Research Updates Fall 2010

Article Highlights:

The latest research as of September 2010

by Quest Staff on October 1, 2010 - 12:15pm

QUEST Vol. 17, No. 4

A new generation of molecules can help cells permanently repair errors in the dystrophin gene, fixing the underlying cause of Duchenne muscular dystrophy (DMD) — and potentially fixing the underlying genetic causes of other neuromuscular diseases as well, researchers report.

The research group, headed by MDA grantee Carmen Bertoni at the University of California, Los Angeles, published its findings online June 23, 2010, in the journal Human Molecular Genetics.

Although Bertoni’s team and others have been developing gene repair technology for several years, the process showed limited success until development of “peptide nucleic acid single-stranded oligodeoxynucleotide,” or PNA-ssODN, molecules, which yielded a 10-fold increase in gene repair efficiency.

The technology — although greatly improved — still has a ways to go before it can be tested in human clinical trials. But these new results demonstrate “proof of concept” for gene repair, as well as representing a dramatic increase in efficiency.

PNA-ssODNs cause more DNA repair

The researchers found that the new PNA-ssODN molecules, which are structurally similar to DNA, are more effective than previous molecules at targeting the region of the dystrophin gene containing the genetic defect.

In experiments on cultured cells and in mice with a flawed dystrophin gene, PNA-ssODNs stimulated DNA repair levels more than 10 times greater than those achieved by the previous class of targeting molecules. The muscle cells containing new, unflawed dystrophin genes successfully produced normal dystrophin protein at levels consistently higher than muscle cells treated with the older-generation molecules.

How PNA-ssODNs mend broken genes

Gene repair with the designer molecules follows a simple principle, Bertoni explained.

First, the targeting molecule is injected into muscle, where it seeks out the DNA in cell nuclei and locates the defective region of the dystrophin gene. The molecule then aligns itself with the part of the dystrophin gene containing the error, flagging the site and activating the cell’s own DNA repair system, leading to correction of the flaw.

PNA-ssODN targeting molecules repair broken genes

This approach is particularly attractive because it avoids technological challenges inherent in gene replacement and other strategies.

For now, gene repair is limited to correcting single-letter errors (point mutations) in a gene, which account for approximately 20 percent of cases of DMD. In these cases, DNA correction would result in restoration of full-length (normal) dystrophin protein production.

Gene repair vs. exon skipping

Gene repair has the potential to treat deletions or other large-scale gene mutations in a way that’s similar to another very promising strategy under development for DMD, exon skipping. In exon skipping, regions of genetic code (called exons) are “skipped over” by the cell’s protein-building machinery, resulting in production of a shorter but still functional dystrophin protein.

One significant difference between DNA repair and exon skipping, Bertoni noted, is that gene repair restores normal (full-length) dystrophin, while exon-skipping strategies result in a shorter, but still partially functional, dystrophin protein. The main advantage of using ssODNs is that correction at the DNA level is permanent — “in other words, no need to continuously deliver the ssODNs.”

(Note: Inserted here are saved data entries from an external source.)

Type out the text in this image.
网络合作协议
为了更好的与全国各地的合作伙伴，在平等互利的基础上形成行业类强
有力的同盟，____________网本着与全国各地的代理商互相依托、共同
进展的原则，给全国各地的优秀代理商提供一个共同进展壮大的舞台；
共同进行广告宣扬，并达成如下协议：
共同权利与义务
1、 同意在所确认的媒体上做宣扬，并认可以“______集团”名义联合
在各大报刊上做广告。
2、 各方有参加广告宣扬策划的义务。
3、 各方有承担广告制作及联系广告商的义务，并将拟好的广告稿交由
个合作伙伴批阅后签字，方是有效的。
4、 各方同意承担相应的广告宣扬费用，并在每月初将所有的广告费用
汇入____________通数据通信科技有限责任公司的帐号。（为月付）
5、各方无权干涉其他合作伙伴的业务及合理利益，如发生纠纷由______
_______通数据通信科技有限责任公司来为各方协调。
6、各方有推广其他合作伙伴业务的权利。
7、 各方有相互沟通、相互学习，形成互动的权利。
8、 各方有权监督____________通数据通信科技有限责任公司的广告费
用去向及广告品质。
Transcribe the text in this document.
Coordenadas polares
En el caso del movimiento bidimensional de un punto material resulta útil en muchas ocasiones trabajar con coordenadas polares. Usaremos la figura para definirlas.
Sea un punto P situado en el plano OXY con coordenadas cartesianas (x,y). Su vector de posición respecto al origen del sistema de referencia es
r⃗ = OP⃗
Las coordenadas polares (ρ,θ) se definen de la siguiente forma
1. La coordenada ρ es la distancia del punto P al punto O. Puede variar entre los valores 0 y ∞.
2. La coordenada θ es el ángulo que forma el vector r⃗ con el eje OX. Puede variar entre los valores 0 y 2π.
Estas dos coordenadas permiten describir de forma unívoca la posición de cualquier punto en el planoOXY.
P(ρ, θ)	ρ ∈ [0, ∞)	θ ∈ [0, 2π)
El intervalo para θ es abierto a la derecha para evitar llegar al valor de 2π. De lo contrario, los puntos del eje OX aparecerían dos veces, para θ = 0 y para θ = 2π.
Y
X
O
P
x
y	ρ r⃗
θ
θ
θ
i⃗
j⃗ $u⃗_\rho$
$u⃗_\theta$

Bertoni said gene repair offers the possibility of “nipping DMD in the bud” by directly reversing the genetic mutation leading to the disease.

Further refinement required

“Although the results we have obtained are very encouraging,” Bertoni said, “the frequencies of gene repair are still in the 1 percent to 5 percent range — too low to be considered therapeutically relevant.”

Work must be done before this technique can progress to human clinical trials, including refinement of the targeting molecules, studies to determine the most effective delivery methods, and testing in different animal models.

Potentially, the gene repair strategy could be applied to essentially any genetic disease caused by an identified point mutation, which includes many of the more than 40 neuromuscular diseases covered by MDA.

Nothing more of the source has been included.